Navigating the litigation minefield: Bailey and others v GlaxoSmithKline 2019
The phrase ‘Your name’s not down, you’re not coming in’ is unlikely to pass a judge’s lips, but is one that neatly sums up your position if you attempt to use it at trial legal arguments. The same applies if you try to raise points that you haven’t set out in your statement of case. In a recent case, there was an attempt to do just that in a long running claim which alleged that a defective drug was decisively stopped in its tracks by the trial judge in Bailey and others v GlaxoSmithKline 2019.
Statements of case (particulars of claim, defence etc) are the foundations upon which a legal claim are built, with each side setting out the facts and matters they rely on in support of their position. Disclosure of documents, witness and expert evidence all flow from those statements of case. It’s procedurally unjust for one side to try to slip in something at trial that the other side has not had an opportunity to respond to during the course of preparation for trial.
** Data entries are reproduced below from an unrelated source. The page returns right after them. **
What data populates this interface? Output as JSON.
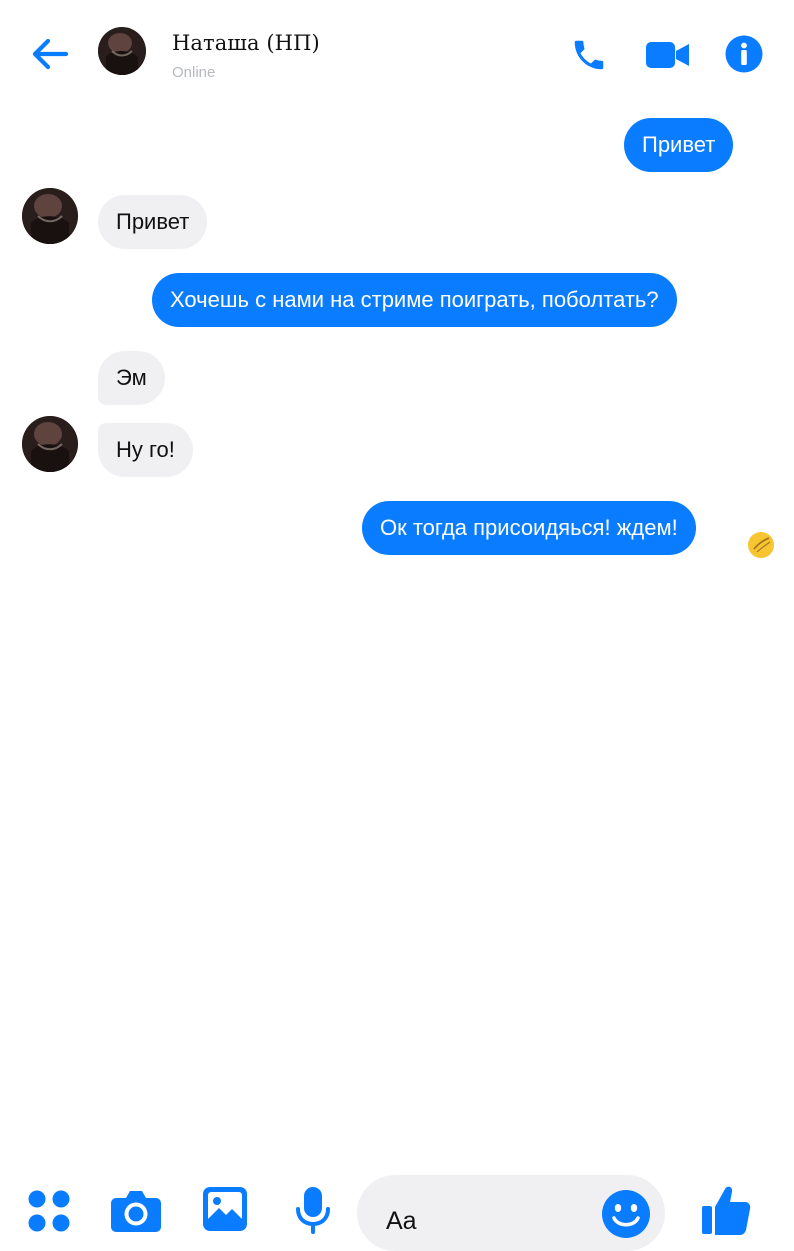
{
  "header": {
    "back_icon": "arrow-left-icon",
    "contact_name": "Наташа (НП)",
    "contact_status": "Online",
    "call_icon": "phone-icon",
    "video_icon": "video-camera-icon",
    "info_icon": "info-icon"
  },
  "messages": [
    {
      "direction": "outgoing",
      "text": "Привет"
    },
    {
      "direction": "incoming",
      "text": "Привет"
    },
    {
      "direction": "outgoing",
      "text": "Хочешь с нами на стриме поиграть, поболтать?"
    },
    {
      "direction": "incoming",
      "text": "Эм"
    },
    {
      "direction": "incoming",
      "text": "Ну го!"
    },
    {
      "direction": "outgoing",
      "text": "Ок тогда присоидяься! ждем!"
    }
  ],
  "composer": {
    "placeholder": "Aa",
    "icons": [
      "apps-grid-icon",
      "camera-icon",
      "image-icon",
      "microphone-icon",
      "emoji-icon",
      "thumbs-up-icon"
    ]
  },
  "colors": {
    "accent": "#0a7cff",
    "incoming_bubble": "#f0f0f2",
    "status_text": "#b6b9bd"
  }
}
As a case develops, there may be other issues that come to light which need to be brought into the statements of case. Although amendments to statements of case are possible, judicial agreement may be needed and you can generally expect to pay your opponents’ legal costs for dealing with your amendments. Furthermore, the later a request for amendment, the less likely the amendment will be allowed.
An approach of ‘throwing in the kitchen sink’ in case you need it later is likely to lead to judicial criticism, and could result in you (even if you ultimately win) adding to your own legal costs and having to pay the other side their costs of dealing with unnecessary allegations. The case further demonstrates the careful path always to be taken through the litigation minefield.